Il concorso di risonanza europea per l’importante ristrutturazione del Museo Serlachius Gösta a Mänttä in Finlandia (qui a lato le immagini dell’edificio storico ed i rendering del suo ampliamento), che terminerà proprio a Giungo 2014, ha premiato il gruppo di designer spagnoli dello studio MX_SI che ha fatto proprio l’appalto grazie ad un progetto decisamente in tema con l’ambiente.

Nonostante la formazione mediterranea, lo studio spagnolo è riuscito a penetrare in profondità l’essenza dell’architettura scandinava, facendo dell’uso del legno il punto strategico del proprio progetto. Quello che ha pesato maggiormente nella scelta è stata infatti la capacità di questa ideazione di fondersi con il paesaggio circostante, riuscendo a farsi interprete di spinte razionaliste ancestralmente insite nella natura delle terre del Nord Europa, in cui lo slancio solido dell’arte ha trovato soluzioni e modi di esprimersi.

Ciò che ne emerge è un continuum di figure progressive definite e razionali. Una visione che si sviluppa come una sorta di altopiano verde dove la figura monolitica della struttura si erge imponente lungo un asse paesaggistico che degrada fino alle rive del lago di Melasjärvi. La strategia vincente dello studio spagnolo, oltre all’utilizzo del legno, è il far sembrare che la realizzazione “spunti” letteralmente fuori dal bosco.
Continuità visiva tra interno ed esterno accentuata dall’introduzione di incisioni di paesaggio e reticoli di legno nel corpo dell’edificio principale, sorta di foresta astratta, un prolungamento ideale di quella che circonda la zona esterna.

 

The Wave Complex: architettura scultorea, segno del paesaggio

Per avere un altro esempio di come il design scandinavo abbia continuato ad evolversi nel senso della razionalità contestualizzata in uno specifico paesaggio, basta guardare a ciò che ha realizzato lo studio scandinavo Hanning Larsen Architects. Il complesso residenziale ormai conosciuto come “The Wave”, l’onda, è costruito sul waterfront della pittoresca cittadina di Vejle, piccola realtà cresciuta all’interno di un fiordo danese, che ha ricevuto il prestigioso riconoscimento “Leaf Award” come “Edificio Residenziale del 2010 nella categoria spazi collettivi” e successivamente l’ancor piu’ notevole “Civic Trust Award”.

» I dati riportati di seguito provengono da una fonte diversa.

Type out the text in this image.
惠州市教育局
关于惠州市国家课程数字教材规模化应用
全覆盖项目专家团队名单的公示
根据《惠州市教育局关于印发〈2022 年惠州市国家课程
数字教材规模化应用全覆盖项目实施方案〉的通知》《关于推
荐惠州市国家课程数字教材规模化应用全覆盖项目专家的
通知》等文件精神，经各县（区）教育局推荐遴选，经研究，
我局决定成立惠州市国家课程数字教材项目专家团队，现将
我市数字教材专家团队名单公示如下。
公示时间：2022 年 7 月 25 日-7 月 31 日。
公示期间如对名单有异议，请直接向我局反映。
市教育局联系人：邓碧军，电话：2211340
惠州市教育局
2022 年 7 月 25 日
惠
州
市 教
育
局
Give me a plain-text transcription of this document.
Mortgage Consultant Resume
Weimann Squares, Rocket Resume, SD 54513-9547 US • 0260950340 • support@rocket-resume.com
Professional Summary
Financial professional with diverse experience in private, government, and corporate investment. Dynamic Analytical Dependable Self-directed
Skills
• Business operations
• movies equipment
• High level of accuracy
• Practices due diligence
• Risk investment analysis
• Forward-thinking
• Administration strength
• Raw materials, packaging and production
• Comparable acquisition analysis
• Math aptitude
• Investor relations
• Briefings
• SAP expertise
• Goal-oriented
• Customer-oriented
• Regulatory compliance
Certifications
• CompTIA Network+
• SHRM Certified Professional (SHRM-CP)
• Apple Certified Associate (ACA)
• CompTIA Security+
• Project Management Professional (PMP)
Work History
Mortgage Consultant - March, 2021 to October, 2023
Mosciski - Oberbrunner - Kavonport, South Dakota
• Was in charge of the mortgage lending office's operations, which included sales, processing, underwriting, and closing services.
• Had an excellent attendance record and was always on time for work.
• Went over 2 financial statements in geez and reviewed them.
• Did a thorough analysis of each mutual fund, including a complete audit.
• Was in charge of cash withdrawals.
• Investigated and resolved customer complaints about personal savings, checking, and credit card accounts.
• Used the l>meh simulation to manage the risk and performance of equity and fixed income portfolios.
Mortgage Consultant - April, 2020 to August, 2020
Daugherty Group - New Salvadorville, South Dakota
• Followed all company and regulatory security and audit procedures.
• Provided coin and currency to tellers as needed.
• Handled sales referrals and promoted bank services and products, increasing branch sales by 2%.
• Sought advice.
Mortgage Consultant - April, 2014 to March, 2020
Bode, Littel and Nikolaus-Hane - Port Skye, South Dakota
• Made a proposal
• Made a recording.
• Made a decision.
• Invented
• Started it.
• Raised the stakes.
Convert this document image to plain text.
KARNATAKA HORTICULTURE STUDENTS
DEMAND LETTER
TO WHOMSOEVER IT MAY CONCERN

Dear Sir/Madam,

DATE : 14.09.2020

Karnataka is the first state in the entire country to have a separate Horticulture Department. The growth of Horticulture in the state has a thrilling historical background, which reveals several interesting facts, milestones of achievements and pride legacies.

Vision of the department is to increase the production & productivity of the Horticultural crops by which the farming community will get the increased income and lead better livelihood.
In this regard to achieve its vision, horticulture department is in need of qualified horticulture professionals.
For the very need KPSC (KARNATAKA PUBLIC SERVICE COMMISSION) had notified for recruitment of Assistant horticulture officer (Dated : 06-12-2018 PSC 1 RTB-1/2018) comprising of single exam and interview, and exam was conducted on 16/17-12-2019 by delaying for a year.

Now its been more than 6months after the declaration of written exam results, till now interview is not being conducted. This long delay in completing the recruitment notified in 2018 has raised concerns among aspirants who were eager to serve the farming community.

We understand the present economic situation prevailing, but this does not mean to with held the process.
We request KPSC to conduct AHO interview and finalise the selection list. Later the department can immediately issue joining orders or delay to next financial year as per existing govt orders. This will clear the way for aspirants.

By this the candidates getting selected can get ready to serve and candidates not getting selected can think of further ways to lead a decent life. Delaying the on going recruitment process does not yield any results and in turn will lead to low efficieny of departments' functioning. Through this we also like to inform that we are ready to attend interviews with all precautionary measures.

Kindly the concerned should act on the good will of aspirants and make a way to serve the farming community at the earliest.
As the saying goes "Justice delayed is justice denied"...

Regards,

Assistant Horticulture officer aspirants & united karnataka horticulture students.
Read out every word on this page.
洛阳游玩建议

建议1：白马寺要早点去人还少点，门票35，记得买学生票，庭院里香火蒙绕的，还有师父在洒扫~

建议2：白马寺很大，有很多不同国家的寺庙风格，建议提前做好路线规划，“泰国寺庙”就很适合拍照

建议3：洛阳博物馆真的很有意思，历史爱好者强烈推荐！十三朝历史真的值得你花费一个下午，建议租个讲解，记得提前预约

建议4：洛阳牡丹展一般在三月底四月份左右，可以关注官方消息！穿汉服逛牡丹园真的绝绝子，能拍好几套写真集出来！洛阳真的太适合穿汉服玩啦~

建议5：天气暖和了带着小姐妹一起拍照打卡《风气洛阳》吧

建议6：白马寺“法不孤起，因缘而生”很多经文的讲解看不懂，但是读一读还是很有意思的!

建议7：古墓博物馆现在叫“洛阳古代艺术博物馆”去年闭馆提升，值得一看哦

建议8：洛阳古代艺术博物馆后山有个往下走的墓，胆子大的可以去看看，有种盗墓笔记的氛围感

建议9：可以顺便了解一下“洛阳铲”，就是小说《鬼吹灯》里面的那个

La struttura conferma la tendenza architettonica che persegue i canoni della ricerca internazionale, senza perdere l’originale attenzione alla praticità delle soluzioni e alla cura del dettaglio. Il progetto si ispira al paesaggio circostante, sinuoso e collinare, nonché al morbido moto ondoso del lago sulle cui acque si riflette per tutto il giorno la sagoma dell’edificio, creando un meraviglioso gioco di luci.

Questo progetto modulare trasforma, quindi, il senso dell’abitare in un’opera scultorea, un chiaro segno del paesaggio, un meraviglioso landmark.
La distanza dall’acqua e’ minima e valorizzata dai numerosi balconi segnati da parapetti in vetro.
La copertura si piega in un movimento sinuoso diventando essa stessa prospetto e non perdendo l’accentuazione al dettaglio neanche nella parte dell’onda, dove ogni singolo elemento e’ curato con la massima attenzione.
Una struttura non lontana dal concetto di casa a schiera ma neanche da quella di grattacielo, rimanendo una sorta di bianco e luminoso ibrido architettonico che stupisce per le sue forme e per la sua armoniosa dinamicità.

 

In Scandinavia non cercate solo la natura, scoprite anche l’Archinatura!